I hate that feeling. I’m not a fan of being so weary and frightened. I’m normally such a fearless woman, unafraid of any battle. But my armor is dented and cracked. My sword seems dulled. My shield, shattered. The way I used to war doesn’t work anymore. 2020 taught me that. It showed me my weaknesses and displayed them for all to see. And as I stand in this new year naked, raw, and a little bruised, I’m having to look to God for new strategies and plans like never before. Where do we go from here Lord?
Well, He showed me. He took off that ruined armor, redressed me, and shined new hope and light into my weary heart.

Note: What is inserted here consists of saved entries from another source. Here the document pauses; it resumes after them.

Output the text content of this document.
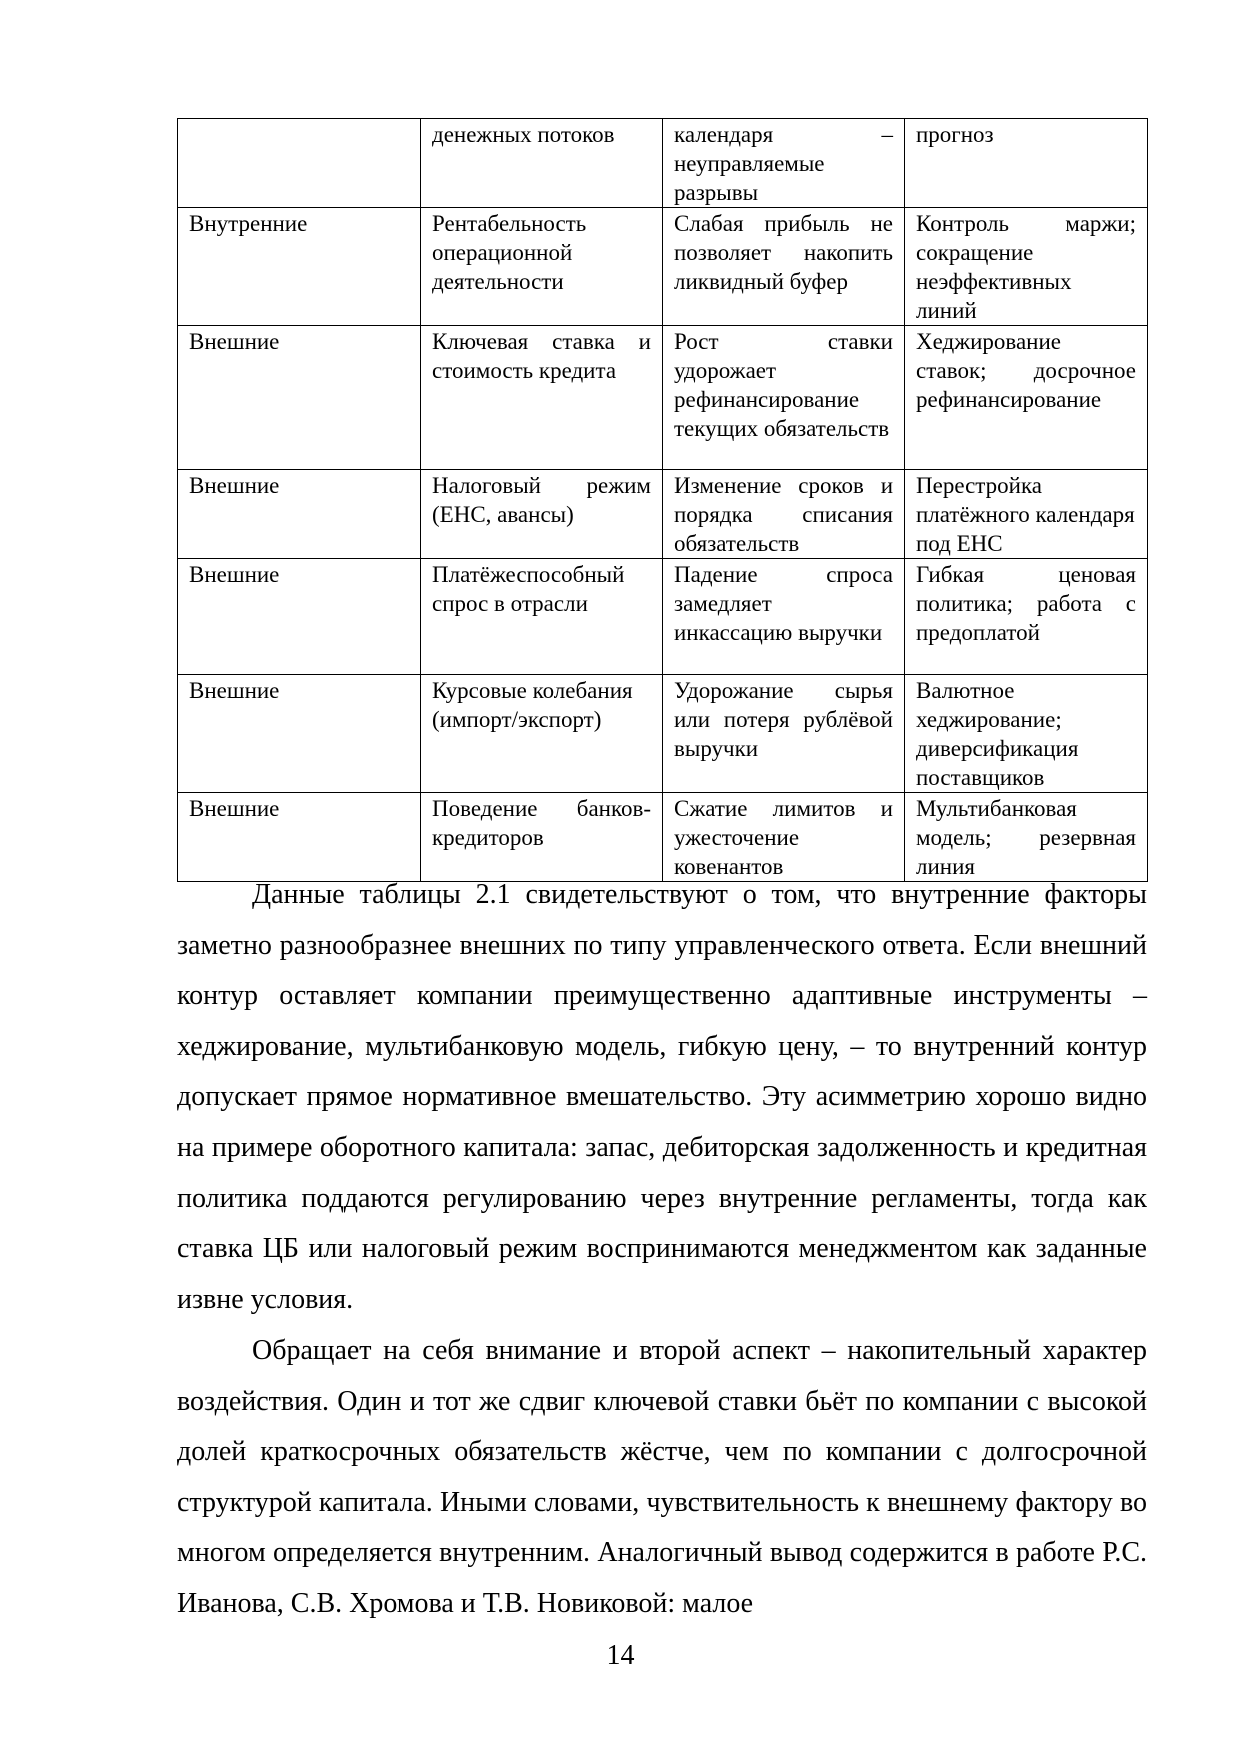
	денежных потоков	календаря – неуправляемые разрывы	прогноз
Внутренние	Рентабельность операционной деятельности	Слабая прибыль не позволяет накопить ликвидный буфер	Контроль маржи; сокращение неэффективных линий
Внешние	Ключевая ставка и стоимость кредита	Рост ставки удорожает рефинансирование текущих обязательств	Хеджирование ставок; досрочное рефинансирование
Внешние	Налоговый режим (ЕНС, авансы)	Изменение сроков и порядка списания обязательств	Перестройка платёжного календаря под ЕНС
Внешние	Платёжеспособный спрос в отрасли	Падение спроса замедляет инкассацию выручки	Гибкая ценовая политика; работа с предоплатой
Внешние	Курсовые колебания (импорт/экспорт)	Удорожание сырья или потеря рублёвой выручки	Валютное хеджирование; диверсификация поставщиков
Внешние	Поведение банков-кредиторов	Сжатие лимитов и ужесточение ковенантов	Мультибанковая модель; резервная линия

Данные таблицы 2.1 свидетельствуют о том, что внутренние факторы заметно разнообразнее внешних по типу управленческого ответа. Если внешний контур оставляет компании преимущественно адаптивные инструменты – хеджирование, мультибанковую модель, гибкую цену, – то внутренний контур допускает прямое нормативное вмешательство. Эту асимметрию хорошо видно на примере оборотного капитала: запас, дебиторская задолженность и кредитная политика поддаются регулированию через внутренние регламенты, тогда как ставка ЦБ или налоговый режим воспринимаются менеджментом как заданные извне условия.

Обращает на себя внимание и второй аспект – накопительный характер воздействия. Один и тот же сдвиг ключевой ставки бьёт по компании с высокой долей краткосрочных обязательств жёстче, чем по компании с долгосрочной структурой капитала. Иными словами, чувствительность к внешнему фактору во многом определяется внутренним. Аналогичный вывод содержится в работе Р.С. Иванова, С.В. Хромова и Т.В. Новиковой: малое

14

Last year I started praying and asking God for a word for the new year. For 2020 I got fearless and reckless faith. Boy did I end up needing those! So this year I prayed again and what God put on my heart was growth and fruit. What came to mind was when Jesus talks about pruning in John 15. 1-8 says, “I am the true vine, and my Father the gardener. He cuts off every branch in me that bears no fruit, while every branch that does bear fruit he prunes so that it will bear even more fruitful. You are already clean because of the words I have spoken to you. Remain in me, as I remain in you. No branch can bear fruit by itself; it must remain in the vine. Neither can you bear fruit unless you remain in me. I am the vine; you are the branches. If you remain in me and I in you, you will bear much fruit; apart from me you can do nothing. If you do not remain in me, you are like the branch that is thrown away and withers; such branches are picked up, thrown into the fire and burned. If you remain in me and my words remain in you, ask whatever you wish and it will be done for you. This is to my Father’s glory, that you bear much fruit, showing yourselves to be my disciples.”

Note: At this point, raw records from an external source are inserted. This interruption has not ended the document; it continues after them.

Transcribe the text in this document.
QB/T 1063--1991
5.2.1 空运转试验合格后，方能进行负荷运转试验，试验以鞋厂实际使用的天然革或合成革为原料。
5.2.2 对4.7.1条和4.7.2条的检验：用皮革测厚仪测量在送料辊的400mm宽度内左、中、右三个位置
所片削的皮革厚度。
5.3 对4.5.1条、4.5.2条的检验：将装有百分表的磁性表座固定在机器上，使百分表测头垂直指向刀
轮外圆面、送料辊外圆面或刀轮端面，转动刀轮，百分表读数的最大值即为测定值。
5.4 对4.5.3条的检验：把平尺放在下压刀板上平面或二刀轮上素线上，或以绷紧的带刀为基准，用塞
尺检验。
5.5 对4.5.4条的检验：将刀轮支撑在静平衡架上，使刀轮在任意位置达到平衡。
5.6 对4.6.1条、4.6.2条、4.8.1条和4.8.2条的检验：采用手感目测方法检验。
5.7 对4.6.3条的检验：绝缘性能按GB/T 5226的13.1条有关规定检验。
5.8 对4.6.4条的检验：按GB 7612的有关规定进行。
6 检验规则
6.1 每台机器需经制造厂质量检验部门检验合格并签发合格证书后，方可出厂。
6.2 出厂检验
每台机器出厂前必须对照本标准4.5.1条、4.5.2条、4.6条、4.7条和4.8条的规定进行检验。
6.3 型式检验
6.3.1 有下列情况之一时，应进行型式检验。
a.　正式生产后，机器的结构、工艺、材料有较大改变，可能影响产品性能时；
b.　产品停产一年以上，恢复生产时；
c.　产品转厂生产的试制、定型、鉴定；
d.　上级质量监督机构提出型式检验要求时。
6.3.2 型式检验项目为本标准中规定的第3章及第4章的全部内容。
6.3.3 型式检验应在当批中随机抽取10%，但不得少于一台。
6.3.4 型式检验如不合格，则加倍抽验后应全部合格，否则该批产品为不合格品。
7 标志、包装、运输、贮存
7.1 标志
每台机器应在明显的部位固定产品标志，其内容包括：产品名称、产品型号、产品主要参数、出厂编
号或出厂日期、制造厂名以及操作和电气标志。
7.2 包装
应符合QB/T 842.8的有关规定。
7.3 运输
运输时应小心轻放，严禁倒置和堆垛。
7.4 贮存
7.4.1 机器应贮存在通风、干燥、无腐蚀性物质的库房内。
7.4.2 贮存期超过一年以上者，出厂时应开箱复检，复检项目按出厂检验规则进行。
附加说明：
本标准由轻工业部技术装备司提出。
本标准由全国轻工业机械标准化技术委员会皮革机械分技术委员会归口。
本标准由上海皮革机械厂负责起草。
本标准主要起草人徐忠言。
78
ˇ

2020 was a year of pruning. It took off all the dead areas in my life, stripped me of all my idols, and broke down all the false theology and religion in my heart. I spent most of the year alone, literally, just me and Jesus. And at times that felt kind of crappy. It was lonely and sometimes full of a lot of tears (so much crying). But after I got over the initial shock of that isolation I became much more aware of the work it was doing in me. When Jesus talks about the pruning of our branches, it’s not a pleasant feeling. It’s painful. Cutting things off isn’t exactly a nice feeling. But the end result was a cleaner branch. It reared a version of myself that I couldn’t see coming until it was done. I walked out of that season a new woman without all the dead places hanging over me. The year cut me back, cut me down to size, and prepared me to grow into the new. What wasn’t for me burned in the fires of the year, and I found myself prepared for what’s to come.

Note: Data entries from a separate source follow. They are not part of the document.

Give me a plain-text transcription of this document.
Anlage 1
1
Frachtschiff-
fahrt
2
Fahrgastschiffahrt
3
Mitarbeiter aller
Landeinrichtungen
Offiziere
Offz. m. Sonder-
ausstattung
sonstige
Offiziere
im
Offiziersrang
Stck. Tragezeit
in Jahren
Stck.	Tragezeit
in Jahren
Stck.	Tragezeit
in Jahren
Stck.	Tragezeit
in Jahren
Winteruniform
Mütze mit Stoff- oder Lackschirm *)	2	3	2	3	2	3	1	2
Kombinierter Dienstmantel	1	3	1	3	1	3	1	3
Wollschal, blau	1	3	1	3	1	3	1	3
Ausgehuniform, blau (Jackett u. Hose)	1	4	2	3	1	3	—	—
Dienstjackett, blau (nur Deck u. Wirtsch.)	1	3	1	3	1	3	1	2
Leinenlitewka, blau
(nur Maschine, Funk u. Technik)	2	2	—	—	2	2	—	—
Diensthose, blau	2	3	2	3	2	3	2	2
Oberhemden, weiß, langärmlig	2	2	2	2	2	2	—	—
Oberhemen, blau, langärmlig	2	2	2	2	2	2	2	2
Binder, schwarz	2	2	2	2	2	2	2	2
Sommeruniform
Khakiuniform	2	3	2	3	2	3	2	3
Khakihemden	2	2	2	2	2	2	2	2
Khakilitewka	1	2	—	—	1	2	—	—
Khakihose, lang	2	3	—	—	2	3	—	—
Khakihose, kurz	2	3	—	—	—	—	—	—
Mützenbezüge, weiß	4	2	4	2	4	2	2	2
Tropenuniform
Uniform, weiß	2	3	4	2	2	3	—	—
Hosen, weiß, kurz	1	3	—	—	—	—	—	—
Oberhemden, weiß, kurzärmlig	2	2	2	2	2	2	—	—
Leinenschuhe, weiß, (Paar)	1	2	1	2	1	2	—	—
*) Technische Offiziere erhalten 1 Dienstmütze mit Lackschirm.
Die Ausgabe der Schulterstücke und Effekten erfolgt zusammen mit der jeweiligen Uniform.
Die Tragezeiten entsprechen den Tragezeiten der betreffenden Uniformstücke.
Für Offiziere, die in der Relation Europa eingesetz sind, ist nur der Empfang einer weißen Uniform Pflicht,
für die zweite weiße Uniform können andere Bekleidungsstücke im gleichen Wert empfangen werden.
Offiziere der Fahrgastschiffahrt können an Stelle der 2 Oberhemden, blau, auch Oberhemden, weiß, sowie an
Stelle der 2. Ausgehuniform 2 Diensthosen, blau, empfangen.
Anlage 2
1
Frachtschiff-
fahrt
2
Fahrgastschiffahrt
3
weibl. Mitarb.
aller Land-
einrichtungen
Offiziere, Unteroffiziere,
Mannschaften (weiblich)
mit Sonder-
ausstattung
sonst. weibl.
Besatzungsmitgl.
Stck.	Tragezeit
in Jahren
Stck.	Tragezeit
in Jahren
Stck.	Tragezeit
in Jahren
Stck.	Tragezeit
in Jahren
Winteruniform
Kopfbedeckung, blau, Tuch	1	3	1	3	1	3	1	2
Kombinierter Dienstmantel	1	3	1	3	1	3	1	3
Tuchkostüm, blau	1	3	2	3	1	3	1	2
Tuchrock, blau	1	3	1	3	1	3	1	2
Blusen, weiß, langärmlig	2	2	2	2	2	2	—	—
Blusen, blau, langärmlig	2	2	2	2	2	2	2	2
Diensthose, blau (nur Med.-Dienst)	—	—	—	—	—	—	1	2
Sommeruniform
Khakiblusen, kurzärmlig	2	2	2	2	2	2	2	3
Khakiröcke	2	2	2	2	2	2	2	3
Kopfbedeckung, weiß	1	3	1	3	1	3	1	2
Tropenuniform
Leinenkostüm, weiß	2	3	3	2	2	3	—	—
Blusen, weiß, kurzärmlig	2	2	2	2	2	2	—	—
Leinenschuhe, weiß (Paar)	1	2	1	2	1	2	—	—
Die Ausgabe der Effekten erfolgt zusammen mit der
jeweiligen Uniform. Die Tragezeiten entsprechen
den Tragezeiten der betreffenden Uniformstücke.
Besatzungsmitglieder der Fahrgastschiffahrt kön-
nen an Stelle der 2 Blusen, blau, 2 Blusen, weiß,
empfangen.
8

I may be a bit weary from 2020. I’m pretty sure we all are right now. But I’m looking forward to what’s to come. Whatever that may look like. I’m not saying it’ll be an easy year. There’s still work to do. But I’m ready to grow into more of what I’m supposed to be. I’m ready to taste the sweet fruit of that tree of life. I’m ready for whatever God has in store for me. This new armor He gave me fits well. It’s shiny and new. The sword is sharp and light in my hand. The new shield is forged stronger than ever. Under this miraculous work I might feel raw. But the truth is thats how I’m supposed to be. Raw, real, and vulnerable so that my God can be strong for me. So He can fight for me. The armor isn’t for my protection from the blows of life, it’s made to contain the power given to me so I don’t hurt my own self. It’s a new thing. A new way. So, My eyes are fixed on Him with a new wonder and amazement. My heart is fully His and slowly filling up with excitement over what He’s going to do. And He’s holding my hand as we walk into 2021. I can’t make anything happen this year. But He can. And He will. I just have to be willing to believe. The thing about growth and fruit is we don’t have to make it happen, He does that. We just get to sit back and enjoy it. I don’t know about you, but I could sure use some of that in this coming year.